Reference : Concretion, abstraction : the place of design processes in today architecture practic...
Scientific congresses and symposiums : Paper published in a book
Engineering, computing & technology : Architecture
Concretion, abstraction : the place of design processes in today architecture practice. CASE STUDY : SANAA
Vandenbulcke, Benoît mailto [Université de Liège - ULiège > Département d'Architecture > Recherche en projet d'architecture >]
Proceedings: First International Conference on Architecture and Urban Design (1-ICAUD)
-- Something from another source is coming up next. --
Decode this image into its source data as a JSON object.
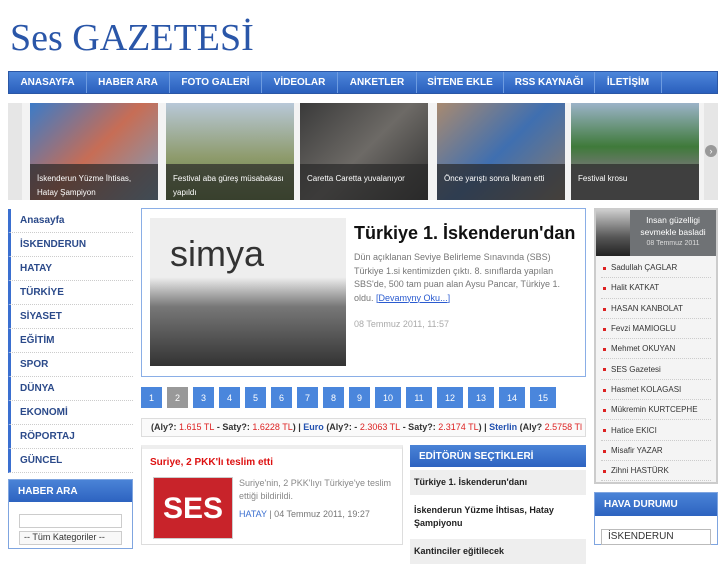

1 st International Conference on Architecture ans Urban Design, Epoka University
19-21 avril 2012
[en] architecture design process ; SANAA ; Sejima ; Nishizawa
[en] Observing contemporary architecture, as a practitioner and teacher, we become aware of the difficulty to understand the constitutive rules of a project and even when one can identify some, they are often limited in reach. The qualifiers for the word architecture have multiplied over time: minimalism, hygienism, socio-participationism, formalism, high-tech, low-tech, sustainable and eco are some examples. After one century of avant-gardes, architectural practice has been scattered in uncountable styles and streams. This has lead to a free market situation in which architects and teachers are confronted by an almost endless catalogue of approaches and styles: between multiple-choice and pragmatist refusal, this context provokes an issue with arbitrariness and relevance. Today the design processes are fundamental for the understanding of architectural projects, since universal rules of composition (harmony) and common ideals (beauty) have failed to support them exhaustively. A possible stable common ground to all constructed projects remains in the act of construction. Where architects like Peter Zumthor or Herzog & de Meuron search a new way to use and interpret the materials and their use in our globalised world, SANAA work seems to remove materiality from architecture. This absence creates a kind of timeless spatiality which is not necessarily open or closed. However, this approach is not a negation of matter (in the sense of Semper), as making matter disappear implies a very strong commitment to materiality and very sophisticated technological solutions. This paper bears relevance for both practitioners and teachers at two levels: it explores the theoretical relevance and the practical tools of an outstanding referential architect. It explores, with the specific tools of the architect, the design process of their projects through the question of the construction. The analysis is based on both their writings and the realized projects.